例如,您可以将大小为10分钟的窗口滑动5分钟。有了这个,你每隔5分钟就会得到一个窗口,其中包含过去10分钟内到达的事件,如下图所示。
适⽤场景:对最近⼀个时间段内的统计(求某接口最近5min的失败率来决定是否要报警)。
2.1.2.1 全局滑动(默认Processing Time)
package com.wedoctor.flink;
import org.apache.flink.streaming.api.datastream.AllWindowedStream;
import org.apache.flink.streaming.api.datastream.DataStreamSource;
import org.apache.flink.streaming.api.datastream.SingleOutputStreamOperator;
import org.apache.flink.streaming.api.environment.StreamExecutionEnvironment;
import org.apache.flink.streaming.api.windowing.time.Time;
import org.apache.flink.streaming.api.windowing.windows.TimeWindow;
public class TumblingTimeWindow {
public static void main(String[] args) throws Exception {
StreamExecutionEnvironment env = StreamExecutionEnvironment.getExecutionEnvironment();
DataStreamSource<String> lines = env.socketTextStream("192.168.xx.xx", 9999);
//默认的CountWindow是⼀个滚动窗⼝,只需要指定窗⼝⼤小即可,当元素数量达到窗口⼤小时,就会触发窗⼝的执⾏。
SingleOutputStreamOperator<Integer> num = lines.map(Integer::parseInt);
//划分滑动窗口
AllWindowedStream<Integer, TimeWindow> timeWindowAll = num.timeWindowAll(Time.seconds(10),Time.seconds(5));
//对窗口数据进行计算
SingleOutputStreamOperator<Integer> sum = timeWindowAll.sum(0);
sum.print();
env.execute();
}
}
2.1.2.2 分组滑动(默认Processing Time)
package com.wedoctor.flink;
import org.apache.flink.api.common.typeinfo.Types;
import org.apache.flink.api.java.tuple.Tuple2;
import org.apache.flink.streaming.api.datastream.DataStreamSource;
import org.apache.flink.streaming.api.datastream.KeyedStream;
import org.apache.flink.streaming.api.datastream.SingleOutputStreamOperator;
import org.apache.flink.streaming.api.datastream.WindowedStream;
import org.apache.flink.streaming.api.environment.StreamExecutionEnvironment;
import org.apache.flink.streaming.api.windowing.time.Time;
import org.apache.flink.streaming.api.windowing.windows.GlobalWindow;
import org.apache.flink.streaming.api.windowing.windows.TimeWindow;
public class TumblingTimeWindow2 {
public static void main(String[] args) throws Exception {
StreamExecutionEnvironment env = StreamExecutionEnvironment.getExecutionEnvironment();
DataStreamSource<String> lines = env.socketTextStream("192.168.xx.xx", 9999);
//默认的CountWindow是⼀个滚动窗⼝,只需要指定窗⼝⼤小即可,当元素数量达到窗口⼤小时,就会触发窗⼝的执⾏。
SingleOutputStreamOperator<Tuple2<String, Integer>> wordAndCount = lines.map(line -> {
String[] fileds = line.split(",");
return Tuple2.of(fileds[0], Integer.parseInt(fileds[1]));
}).returns(Types.TUPLE(Types.STRING,Types.INT));
KeyedStream<Tuple2<String, Integer>, String> keyedStream = wordAndCount.keyBy(t -> t.f0);
WindowedStream<Tuple2<String, Integer>, String, TimeWindow> timeWindow = keyedStream.timeWindow(Time.seconds(10),Time.seconds(5));
timeWindow.sum(1).print();
env.execute();
}
}
2.1.3 会话窗口
由⼀系列事件组合⼀个指定时间长度的timeout间隙组成,类似于web应用的session,也就是一段时间没有接收到新数据就会生成新的窗口。
特点:时间⽆对⻬。
在会话窗口中按活动会话分配器组中的元素。
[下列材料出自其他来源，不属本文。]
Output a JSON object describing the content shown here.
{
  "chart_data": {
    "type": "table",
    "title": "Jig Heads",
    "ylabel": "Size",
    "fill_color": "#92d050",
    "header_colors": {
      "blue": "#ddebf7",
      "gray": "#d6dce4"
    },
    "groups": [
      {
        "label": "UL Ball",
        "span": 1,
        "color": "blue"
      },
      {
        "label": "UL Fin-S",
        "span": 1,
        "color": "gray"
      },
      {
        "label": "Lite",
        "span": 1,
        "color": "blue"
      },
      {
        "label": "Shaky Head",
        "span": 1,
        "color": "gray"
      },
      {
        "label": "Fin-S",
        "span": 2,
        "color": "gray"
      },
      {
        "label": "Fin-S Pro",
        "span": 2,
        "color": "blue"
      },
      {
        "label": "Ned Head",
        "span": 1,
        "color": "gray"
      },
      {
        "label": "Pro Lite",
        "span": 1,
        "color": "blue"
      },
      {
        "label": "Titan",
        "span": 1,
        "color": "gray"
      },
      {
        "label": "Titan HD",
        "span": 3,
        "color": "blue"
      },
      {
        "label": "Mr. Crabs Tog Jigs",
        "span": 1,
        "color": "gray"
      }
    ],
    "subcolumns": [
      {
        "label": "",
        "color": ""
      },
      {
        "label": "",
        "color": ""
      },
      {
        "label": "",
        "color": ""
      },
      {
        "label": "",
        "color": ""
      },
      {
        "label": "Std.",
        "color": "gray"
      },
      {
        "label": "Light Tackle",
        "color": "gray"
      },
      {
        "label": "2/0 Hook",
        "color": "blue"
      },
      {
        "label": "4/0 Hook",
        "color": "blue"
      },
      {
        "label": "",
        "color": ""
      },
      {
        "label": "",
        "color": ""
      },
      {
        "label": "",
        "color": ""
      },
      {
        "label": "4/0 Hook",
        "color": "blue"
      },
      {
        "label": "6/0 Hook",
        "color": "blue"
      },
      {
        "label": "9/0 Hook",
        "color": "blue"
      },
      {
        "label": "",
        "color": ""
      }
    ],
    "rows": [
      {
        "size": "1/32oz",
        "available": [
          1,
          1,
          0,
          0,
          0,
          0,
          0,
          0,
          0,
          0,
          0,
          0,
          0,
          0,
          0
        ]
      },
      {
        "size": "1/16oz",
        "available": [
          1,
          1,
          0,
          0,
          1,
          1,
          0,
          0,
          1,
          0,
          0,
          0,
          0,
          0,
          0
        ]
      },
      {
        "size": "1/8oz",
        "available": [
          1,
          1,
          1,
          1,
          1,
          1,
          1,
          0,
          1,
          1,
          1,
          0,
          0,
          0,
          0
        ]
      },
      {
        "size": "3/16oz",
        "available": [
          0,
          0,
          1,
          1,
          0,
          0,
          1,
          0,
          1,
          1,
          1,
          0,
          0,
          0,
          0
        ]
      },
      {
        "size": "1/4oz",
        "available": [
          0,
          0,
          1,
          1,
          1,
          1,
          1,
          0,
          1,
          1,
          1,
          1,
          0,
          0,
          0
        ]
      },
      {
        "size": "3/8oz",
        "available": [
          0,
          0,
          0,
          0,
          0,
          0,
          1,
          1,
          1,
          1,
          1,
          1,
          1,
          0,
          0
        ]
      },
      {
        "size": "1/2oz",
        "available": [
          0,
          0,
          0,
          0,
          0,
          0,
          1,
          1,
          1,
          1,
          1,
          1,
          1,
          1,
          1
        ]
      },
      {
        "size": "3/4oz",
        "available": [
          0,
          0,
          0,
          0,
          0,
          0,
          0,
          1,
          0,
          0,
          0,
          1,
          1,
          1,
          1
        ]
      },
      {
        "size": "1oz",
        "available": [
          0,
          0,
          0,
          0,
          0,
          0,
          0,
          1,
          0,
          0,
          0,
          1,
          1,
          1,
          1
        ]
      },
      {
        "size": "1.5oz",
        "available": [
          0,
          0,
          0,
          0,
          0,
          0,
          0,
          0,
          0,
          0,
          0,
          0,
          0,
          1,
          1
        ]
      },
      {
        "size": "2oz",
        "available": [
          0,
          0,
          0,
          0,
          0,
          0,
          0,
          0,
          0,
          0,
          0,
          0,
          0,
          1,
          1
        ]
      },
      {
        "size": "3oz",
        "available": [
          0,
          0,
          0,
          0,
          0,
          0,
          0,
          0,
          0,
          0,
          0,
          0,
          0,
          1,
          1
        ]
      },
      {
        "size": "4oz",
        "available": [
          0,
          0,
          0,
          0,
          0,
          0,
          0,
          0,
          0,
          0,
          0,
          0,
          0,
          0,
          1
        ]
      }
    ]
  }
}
会话窗口不重叠,没有固定的开始和结束时间,与翻滚窗口和滑动窗口相反。相反,当会话窗口在一段时间内没有接收到元素时,即当发生不活动的间隙时,会关闭会话窗口。会话窗口分配器可以配置静态会话间隙或 会话间隙提取器功能,该功能定义不活动时间段的长度。当此期限到期时,当前会话将关闭,后续元素将分配给新的会话窗口。
2.1.3.1 不分组(默认Processing Time)
package com.wedoctor.flink;
import org.apache.flink.configuration.Configuration;
import org.apache.flink.streaming.api.datastream.AllWindowedStream;
import org.apache.flink.streaming.api.datastream.DataStreamSource;
import org.apache.flink.streaming.api.datastream.SingleOutputStreamOperator;
import org.apache.flink.streaming.api.environment.StreamExecutionEnvironment;
import org.apache.flink.streaming.api.windowing.assigners.ProcessingTimeSessionWindows;
import org.apache.flink.streaming.api.windowing.time.Time;
import org.apache.flink.streaming.api.windowing.windows.TimeWindow;
public class ProcessingTimeSessionWindowAllDemo {
public static void main(String[] args) throws Exception {
StreamExecutionEnvironment env = StreamExecutionEnvironment.createLocalEnvironmentWithWebUI(new Configuration());
DataStreamSource<String> lines = env.socketTextStream("192.168.xx.xx", 9999);
SingleOutputStreamOperator<Integer> nums = lines.map(Integer::parseInt);
//不分组,划分会话窗口
AllWindowedStream<Integer, TimeWindow> windowed = nums.windowAll(ProcessingTimeSessionWindows.withGap(Time.seconds(5)));
//划分完窗口要调用WindowFunction对窗口内的数据进行计算
SingleOutputStreamOperator<Integer> summed = windowed.sum(0);
summed.print();
env.execute();
}
}
2.1.3.2 分组(单个组出发,不是全部触发,默认Processing Time)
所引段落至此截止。